When looking for a private key, Mautic checks in this order:

  1. Encrypted key: email@example.com.pem.enc

  2. Plain text key: email@example.com.pem

If both exist, the encrypted version takes priority.

Testing S/MIME signing

After configuring S/MIME signing:

  1. Send a test Email from Mautic using an Email address that has certificates configured

  2. Select the Email source/headers in your Email client

  3. Look for these indicators that Mautic signed the Email:

    • Content-Type header contains multipart/signed

    • An attachment named smime.p7s

    • protocol application/x-pkcs7-signature

  4. If your Email client supports S/MIME, you should see a verification indicator - such as a seal or checkmark

Troubleshooting S/MIME

Emails aren’t signed

If Mautic doesn’t sign Emails, select:

  1. S/MIME enabled - verify smime_signing_enabled sets to true in local.php

  2. Using SMTP transport - S/MIME only works with SMTP. Select your Email transport settings

  3. Certificates exist - confirm the .crt and .pem files exist in the certificates directory

  4. Correct filenames - certificate filenames must exactly match the sender Email address

  5. File permissions - the web server User must have read access to the certificate files

  6. Select logs - look in var/logs/mautic_prod.log for any S/MIME-related errors

Certificates not found errors

If you see certificate errors in the logs:

  1. Verify the smime_certificates_path specifies correctly in your configuration

  2. Ensure that Mautic names certificate files correctly - email@example.com.crt and .pem

  3. Ensure the Email address in the filename exactly matches the From address

  4. Verify file permissions allow the web server User to read the files

Certificate validation errors

If recipients Reports certificate validation errors:

  1. Self-signed certificates - these aren’t trusted by default. Recipients need to manually trust them

  2. Expired certificates - select your certificate expiration dates

  3. Certificate chain - ensure you’re using the full certificate chain from your Certificate Authority

  4. Domain mismatch - the certificate’s Email address must match the From address

Performance considerations

S/MIME signing adds a small amount of processing overhead to each Email:

  • Mautic performs signing for each Email individually

  • When you turn on S/MIME, Mautic turns off batch Email processing - token-based sending - to ensure proper signing

  • For high-volume Email sending, monitor your server resources

Limitations

Current limitations of S/MIME signing in Mautic:

  1. SMTP only - S/MIME signing only works with the SMTP Email transport. API-based transports aren’t supported.
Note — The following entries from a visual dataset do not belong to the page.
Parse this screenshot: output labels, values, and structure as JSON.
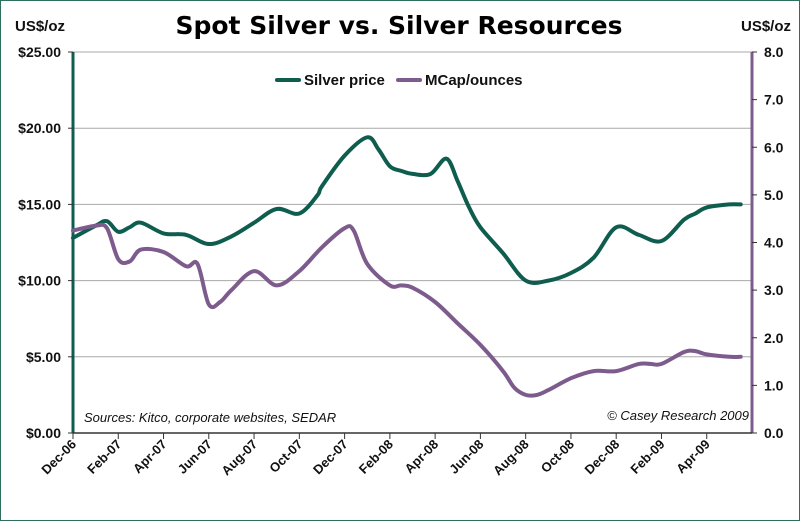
{
  "chart_data": {
    "type": "line",
    "title": "Spot Silver vs. Silver Resources",
    "left_axis": {
      "unit": "US$/oz",
      "ylim": [
        0,
        25
      ],
      "ticks": [
        0,
        5,
        10,
        15,
        20,
        25
      ],
      "tick_labels": [
        "$0.00",
        "$5.00",
        "$10.00",
        "$15.00",
        "$20.00",
        "$25.00"
      ]
    },
    "right_axis": {
      "unit": "US$/oz",
      "ylim": [
        0,
        8
      ],
      "ticks": [
        0,
        1,
        2,
        3,
        4,
        5,
        6,
        7,
        8
      ],
      "tick_labels": [
        "0.0",
        "1.0",
        "2.0",
        "3.0",
        "4.0",
        "5.0",
        "6.0",
        "7.0",
        "8.0"
      ]
    },
    "x": {
      "range": [
        0,
        30
      ],
      "ticks": [
        0,
        2,
        4,
        6,
        8,
        10,
        12,
        14,
        16,
        18,
        20,
        22,
        24,
        26,
        28
      ],
      "tick_labels": [
        "Dec-06",
        "Feb-07",
        "Apr-07",
        "Jun-07",
        "Aug-07",
        "Oct-07",
        "Dec-07",
        "Feb-08",
        "Apr-08",
        "Jun-08",
        "Aug-08",
        "Oct-08",
        "Dec-08",
        "Feb-09",
        "Apr-09"
      ]
    },
    "legend": {
      "position": "top-center",
      "items": [
        {
          "label": "Silver price",
          "series": 0
        },
        {
          "label": "MCap/ounces",
          "series": 1
        }
      ]
    },
    "series": [
      {
        "name": "Silver price",
        "axis": "left",
        "color": "#0f5d4f",
        "x": [
          0,
          1,
          1.5,
          2,
          2.5,
          3,
          4,
          5,
          6,
          7,
          8,
          9,
          10,
          10.8,
          11,
          12,
          13,
          13.5,
          14,
          14.5,
          15,
          15.8,
          16.5,
          17,
          17.5,
          18,
          19,
          20,
          21,
          22,
          23,
          24,
          25,
          26,
          27,
          27.5,
          28,
          29,
          29.5
        ],
        "y": [
          12.8,
          13.6,
          13.9,
          13.2,
          13.5,
          13.8,
          13.1,
          13.0,
          12.4,
          12.9,
          13.8,
          14.7,
          14.4,
          15.6,
          16.2,
          18.2,
          19.4,
          18.6,
          17.5,
          17.2,
          17.0,
          17.0,
          18.0,
          16.5,
          14.8,
          13.5,
          11.8,
          10.0,
          10.0,
          10.5,
          11.5,
          13.5,
          13.0,
          12.6,
          14.0,
          14.4,
          14.8,
          15.0,
          15.0
        ]
      },
      {
        "name": "MCap/ounces",
        "axis": "right",
        "color": "#7d5b8d",
        "x": [
          0,
          1,
          1.5,
          2,
          2.5,
          3,
          4,
          5,
          5.5,
          6,
          6.5,
          7,
          8,
          9,
          10,
          11,
          12,
          12.4,
          13,
          14,
          14.5,
          15,
          16,
          17,
          18,
          19,
          19.5,
          20,
          20.5,
          21,
          22,
          23,
          24,
          25,
          25.5,
          26,
          27,
          27.5,
          28,
          29,
          29.5
        ],
        "y": [
          4.25,
          4.35,
          4.3,
          3.65,
          3.6,
          3.85,
          3.8,
          3.5,
          3.55,
          2.7,
          2.75,
          3.0,
          3.4,
          3.1,
          3.4,
          3.9,
          4.3,
          4.25,
          3.55,
          3.1,
          3.1,
          3.05,
          2.75,
          2.3,
          1.85,
          1.3,
          0.95,
          0.8,
          0.8,
          0.9,
          1.15,
          1.3,
          1.3,
          1.45,
          1.45,
          1.45,
          1.7,
          1.72,
          1.65,
          1.6,
          1.6
        ]
      }
    ],
    "annotations": [
      {
        "text": "Sources: Kitco, corporate websites, SEDAR",
        "position": "bottom-left"
      },
      {
        "text": "© Casey Research 2009",
        "position": "bottom-right"
      }
    ]
  }
}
  2. Signing only - this implementation signs Emails but doesn’t encrypt the Email body. The content is still readable.

  3. No batch processing - when you turn on S/MIME, Mautic turns off batch Email processing - token-based sending - to ensure proper signing.

  4. One Email per request - Mautic sends each Email individually rather than in batches.

Note

If you turn on S/MIME signing and you’re using a non-SMTP transport, Mautic forces sending one Email per request, but signing may not work correctly. Always use SMTP for S/MIME signing.